Síntomas de la rinitis alérgica
Entre los síntomas más comunes se encuentran:
Estornudos frecuentes
Congestión nasal
Picazón en la nariz, garganta y ojos
Secreción nasal clara
Ojos llorosos
Estos síntomas pueden variar en intensidad y pueden ser más severos durante ciertas épocas del año, especialmente en primavera y otoño, cuando hay una mayor concentración de polen en el aire.
Causas y desencadenantes
Los desencadenantes más comunes de la rinitis alérgica incluyen:
Polen de árboles, pastos y malezas
Ácaros del polvo
Hongos y moho
Caspa de animales
Contaminantes ambientales
Es importante identificar los desencadenantes específicos para poder tomar medidas preventivas y reducir la exposición a ellos.
Tratamiento y manejo
El tratamiento de la rinitis alérgica puede incluir:
Evitar los desencadenantes: Reducir la exposición a los alérgenos conocidos es fundamental. Por ejemplo, mantener las ventanas cerradas durante la temporada de polen o usar fundas antiácaros en la cama.
Medicamentos: Los antihistamínicos, descongestionantes y corticosteroides nasales pueden aliviar los síntomas. Siempre es recomendable consultar a un médico antes de iniciar cualquier tratamiento.

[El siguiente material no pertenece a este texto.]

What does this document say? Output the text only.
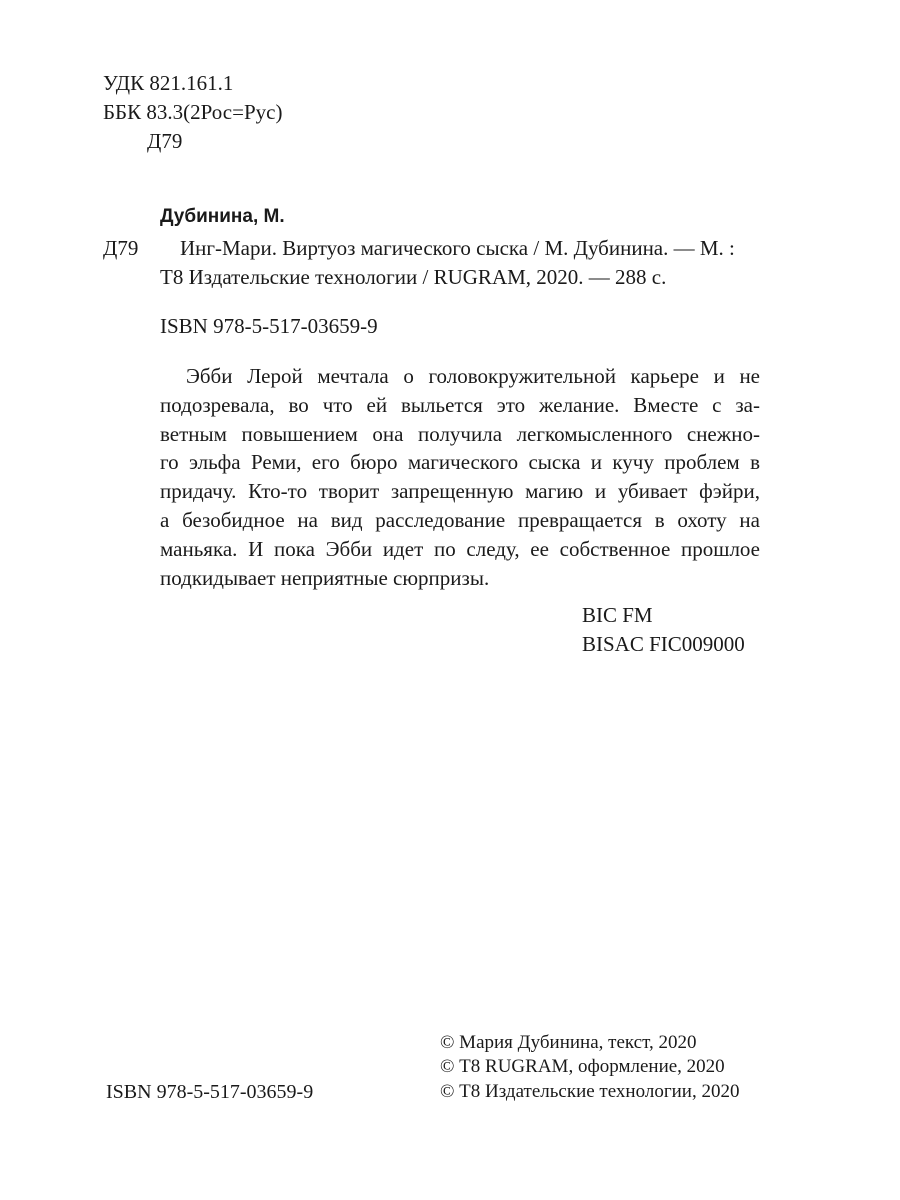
УДК 821.161.1

ББК 83.3(2Рос=Рус)

Д79

Дубинина, М.

Д79 Инг-Мари. Виртуоз магического сыска / М. Дубинина. — М. :

Т8 Издательские технологии / RUGRAM, 2020. — 288 с.

ISBN 978-5-517-03659-9

Эбби Лерой мечтала о головокружительной карьере и не
подозревала, во что ей выльется это желание. Вместе с за-
ветным повышением она получила легкомысленного снежно-
го эльфа Реми, его бюро магического сыска и кучу проблем в
придачу. Кто-то творит запрещенную магию и убивает фэйри,
а безобидное на вид расследование превращается в охоту на
маньяка. И пока Эбби идет по следу, ее собственное прошлое
подкидывает неприятные сюрпризы.

BIC FM

BISAC FIC009000

© Мария Дубинина, текст, 2020

© Т8 RUGRAM, оформление, 2020

© Т8 Издательские технологии, 2020

ISBN 978-5-517-03659-9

Inmunoterapia: En algunos casos, las vacunas contra la alergia (inmunoterapia) pueden ayudar a reducir la sensibilidad del sistema inmunológico a los alérgenos.
Conclusión
La rinitis alérgica puede ser una afección molesta, pero con un diagnóstico adecuado y un manejo correcto, es posible llevar una vida cómoda y libre de síntomas. Si sospechas que tienes rinitis alérgica, consulta a un especialista para obtener un tratamiento personalizado.